No había previsto eso. Realmente me ha ocurrido como siempre, como en toda mi vida. Mi previsión nunca abarca a las cosas prácticas, a las necesidades urgentes. Siempre paso horas y horas en ensoñaciones, en imaginaciones lejanas de la realidad; en tratar de cambiar la realidad de las cosas; cambiar su realidad vigente por sueños; siempre trato de intelectualizar la verdad de la vida…; los pormenores fundamentales, a los que hay que prestar una atención inmediata, los olvido, casi nunca cuento con ellos.

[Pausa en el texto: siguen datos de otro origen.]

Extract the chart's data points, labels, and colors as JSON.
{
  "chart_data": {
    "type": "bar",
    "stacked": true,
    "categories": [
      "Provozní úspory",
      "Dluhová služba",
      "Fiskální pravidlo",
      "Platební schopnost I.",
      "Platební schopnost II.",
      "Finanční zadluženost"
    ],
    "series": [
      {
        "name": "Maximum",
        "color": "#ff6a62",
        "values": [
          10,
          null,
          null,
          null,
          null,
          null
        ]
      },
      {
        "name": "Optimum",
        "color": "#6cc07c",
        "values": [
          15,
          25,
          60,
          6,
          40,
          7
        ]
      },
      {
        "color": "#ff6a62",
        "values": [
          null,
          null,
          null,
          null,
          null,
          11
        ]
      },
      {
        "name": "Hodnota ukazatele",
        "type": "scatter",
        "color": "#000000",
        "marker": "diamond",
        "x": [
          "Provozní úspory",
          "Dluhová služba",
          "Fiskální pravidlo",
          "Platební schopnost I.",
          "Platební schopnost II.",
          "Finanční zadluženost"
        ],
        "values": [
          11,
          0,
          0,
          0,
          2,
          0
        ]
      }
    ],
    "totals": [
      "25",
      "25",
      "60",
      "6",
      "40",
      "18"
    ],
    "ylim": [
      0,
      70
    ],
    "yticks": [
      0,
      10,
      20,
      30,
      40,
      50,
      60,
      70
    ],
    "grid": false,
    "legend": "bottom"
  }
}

Sin embargo, no dudo al contestarle:

—En el sanatorio. Deseo vivir allí. Y, ¡por favor, doctor!, desearía que todo se desarrolle con la máxima discreción posible. Tengo en Madrid muchos parientes y amigos, pero no quiero avisarles nada. Estaré yo sola.

—Pero tendrá el consentimiento y el beneplácito de su marido, ¿no?

Me mira, extrañado por mi actitud reservada.

Yo, para evitar su mirada, abro el bolso y busco en él una tarjeta mía.

—Desde luego, doctor —le respondo—, pero él…, no podrá acompañarme.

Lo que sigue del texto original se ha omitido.